MIR

The implementation of reranking method proposed in Multi-Level Interaction Reranking with User Behavior History

Requirements

tensorflow-gpu >= 1.9.0,<2
numpy >= 1.16.4
scikit-learn >= 0.21.2
lightgbm >= 2.3.2

Get Started

Download data from Ad and PRM Public, and preprocess

python preprocess_ad.py
python preprocess_prm.py

Run initial ranker

python run_init_ranker.py

Run re-ranker

python run_mir.py

Model parameters can be set by using a config file, and specify its file path at --setting_path, e.g., python run_ranker.py --setting_path config. The config files for the different models can be found in config/ad/ and config/prm/. Moreover, model parameters can also be directly set from the command line. The supported parameters are listed as follows.
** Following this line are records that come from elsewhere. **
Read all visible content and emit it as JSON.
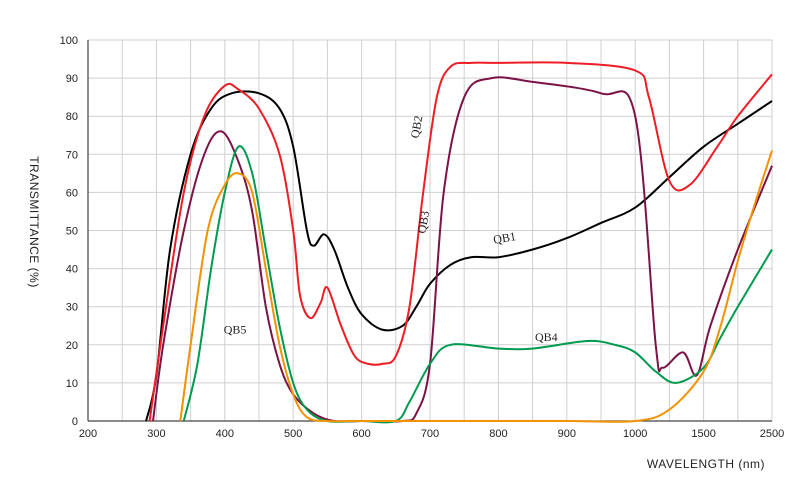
{
  "chart_data": {
    "type": "line",
    "xlabel": "WAVELENGTH (nm)",
    "ylabel": "TRANSMITTANCE   (%)",
    "x_ticks": [
      "200",
      "300",
      "400",
      "500",
      "600",
      "700",
      "800",
      "900",
      "1000",
      "1500",
      "2500"
    ],
    "y_ticks": [
      "0",
      "10",
      "20",
      "30",
      "40",
      "50",
      "60",
      "70",
      "80",
      "90",
      "100"
    ],
    "ylim": [
      0,
      100
    ],
    "grid": true,
    "legend": "none",
    "x_note": "x values are wavelengths in nm on a non-uniform axis (linear 200-1000, compressed 1000-2500)",
    "series": [
      {
        "name": "QB1",
        "color": "#000000",
        "points": [
          [
            285,
            0
          ],
          [
            300,
            12
          ],
          [
            320,
            45
          ],
          [
            350,
            70
          ],
          [
            380,
            82
          ],
          [
            410,
            86
          ],
          [
            450,
            86
          ],
          [
            480,
            82
          ],
          [
            500,
            72
          ],
          [
            520,
            50
          ],
          [
            530,
            46
          ],
          [
            545,
            49
          ],
          [
            560,
            45
          ],
          [
            580,
            35
          ],
          [
            600,
            28
          ],
          [
            630,
            24
          ],
          [
            660,
            25
          ],
          [
            680,
            30
          ],
          [
            700,
            36
          ],
          [
            730,
            41
          ],
          [
            760,
            43
          ],
          [
            800,
            43
          ],
          [
            850,
            45
          ],
          [
            900,
            48
          ],
          [
            950,
            52
          ],
          [
            1000,
            56
          ],
          [
            1250,
            64
          ],
          [
            1500,
            72
          ],
          [
            2000,
            78
          ],
          [
            2500,
            84
          ]
        ],
        "label_at": [
          810,
          47
        ]
      },
      {
        "name": "QB2",
        "color": "#ee1c25",
        "points": [
          [
            290,
            0
          ],
          [
            310,
            25
          ],
          [
            340,
            60
          ],
          [
            370,
            80
          ],
          [
            400,
            88
          ],
          [
            420,
            87
          ],
          [
            450,
            82
          ],
          [
            480,
            70
          ],
          [
            500,
            50
          ],
          [
            510,
            33
          ],
          [
            525,
            27
          ],
          [
            540,
            31
          ],
          [
            550,
            35
          ],
          [
            570,
            25
          ],
          [
            590,
            17
          ],
          [
            610,
            15
          ],
          [
            630,
            15
          ],
          [
            650,
            17
          ],
          [
            670,
            30
          ],
          [
            690,
            60
          ],
          [
            710,
            85
          ],
          [
            730,
            93
          ],
          [
            760,
            94
          ],
          [
            800,
            94
          ],
          [
            900,
            94
          ],
          [
            1000,
            92
          ],
          [
            1100,
            85
          ],
          [
            1250,
            63
          ],
          [
            1400,
            62
          ],
          [
            1700,
            72
          ],
          [
            2000,
            80
          ],
          [
            2500,
            91
          ]
        ],
        "label_at": [
          686,
          77
        ]
      },
      {
        "name": "QB3",
        "color": "#7b1347",
        "points": [
          [
            295,
            0
          ],
          [
            310,
            20
          ],
          [
            340,
            50
          ],
          [
            370,
            70
          ],
          [
            395,
            76
          ],
          [
            420,
            68
          ],
          [
            440,
            55
          ],
          [
            460,
            30
          ],
          [
            480,
            15
          ],
          [
            500,
            7
          ],
          [
            530,
            2
          ],
          [
            560,
            0
          ],
          [
            600,
            0
          ],
          [
            660,
            0
          ],
          [
            680,
            2
          ],
          [
            700,
            15
          ],
          [
            720,
            60
          ],
          [
            750,
            85
          ],
          [
            790,
            90
          ],
          [
            850,
            89
          ],
          [
            950,
            86
          ],
          [
            1000,
            80
          ],
          [
            1150,
            20
          ],
          [
            1200,
            14
          ],
          [
            1350,
            18
          ],
          [
            1450,
            12
          ],
          [
            1600,
            25
          ],
          [
            2000,
            45
          ],
          [
            2500,
            67
          ]
        ],
        "label_at": [
          696,
          52
        ]
      },
      {
        "name": "QB4",
        "color": "#009a4e",
        "points": [
          [
            340,
            0
          ],
          [
            360,
            15
          ],
          [
            380,
            40
          ],
          [
            400,
            60
          ],
          [
            420,
            72
          ],
          [
            440,
            65
          ],
          [
            460,
            45
          ],
          [
            480,
            25
          ],
          [
            500,
            10
          ],
          [
            520,
            3
          ],
          [
            550,
            0
          ],
          [
            600,
            0
          ],
          [
            650,
            0
          ],
          [
            670,
            5
          ],
          [
            700,
            15
          ],
          [
            730,
            20
          ],
          [
            800,
            19
          ],
          [
            850,
            19
          ],
          [
            930,
            21
          ],
          [
            970,
            20
          ],
          [
            1000,
            18
          ],
          [
            1150,
            13
          ],
          [
            1300,
            10
          ],
          [
            1500,
            14
          ],
          [
            1750,
            22
          ],
          [
            2000,
            30
          ],
          [
            2500,
            45
          ]
        ],
        "label_at": [
          870,
          21
        ]
      },
      {
        "name": "QB5",
        "color": "#f39200",
        "points": [
          [
            335,
            0
          ],
          [
            350,
            20
          ],
          [
            375,
            50
          ],
          [
            400,
            62
          ],
          [
            420,
            65
          ],
          [
            440,
            60
          ],
          [
            460,
            40
          ],
          [
            480,
            20
          ],
          [
            500,
            7
          ],
          [
            520,
            1
          ],
          [
            550,
            0
          ],
          [
            600,
            0
          ],
          [
            700,
            0
          ],
          [
            800,
            0
          ],
          [
            900,
            0
          ],
          [
            1000,
            0
          ],
          [
            1250,
            3
          ],
          [
            1500,
            13
          ],
          [
            1750,
            25
          ],
          [
            2000,
            42
          ],
          [
            2250,
            57
          ],
          [
            2500,
            71
          ]
        ],
        "label_at": [
          415,
          23
        ]
      }
    ]
  }
}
Parameters of run_init_ranker.py

argument usage
--data_dir The path to the directory where the data is stored
--save_dir The path to the directory where the models and logs are stored
--model_type The algorithm of reranker, including DNN, DIN, and LambdaMART
PLEASE ATTENTION: Before training lambdaMART, you need to train DNN to
get the pre-trained embedding
--setting_path The path to the json config file, like files in example\config
--max_hist_len The max length of history
--data_set_name The name of the dataset, such as ad and prm
--epoch_num The number of epoch for DNN model
--batch_size Batch size for DNN model
--lr Learning rate for DNN and lambdaMART
--l2_reg The coefficient of l2 regularization for DNN model
--eb_dim The size of embedding for DNN model
--tree_num The number of trees for lambdaMART model
--tree_type The type of tree for lambdaMART model, including lgb and sklearn
Parameters of run_mir.py
argument usage
--data_dir The path to the directory where the data is stored
--save_dir The path to the directory where the models and logs are stored
--setting_path The path to the json config file, like files in example\config
--data_set_name The name of the dataset, such as ad and prm
--initial_ranker The name of initial ranker, including DNN, lambdaMART.
--epoch_num The number of epoch
--max_hist_len The max length of history
--batch_size Batch size
--lr Learning rate
--l2_reg The coefficient of l2 regularization
--eb_dim The size of embedding
--hidden_size The size of hidden unit, usually the hideen size of LSTM/GRU
--keep_prob Keep prob in dropout
--metric_scope The scope of metrics, for example when --metric_scope=[1, 3, 5],
MAP@1, MAP@3, and MAP@5 will be computed
--max_norm The max norm of gradient clip

Structure

Data processing

We process two datasets, Ad and PRM Public, containing user and item features with recommendation lists for the experimentation with personalized re-ranking.

preprocess_ad.py and preprocess_prm.py: process Ad and PRM Public, respectively.

Initial rankers

initial_model.py implements three initial ranking algorithms:

run_init_ranker.py: the main function of initial ranker

Re-ranking algorithm

model.py: the implementation of our proposed reranking method, MIR.

run_mir.py: the main function of reranker.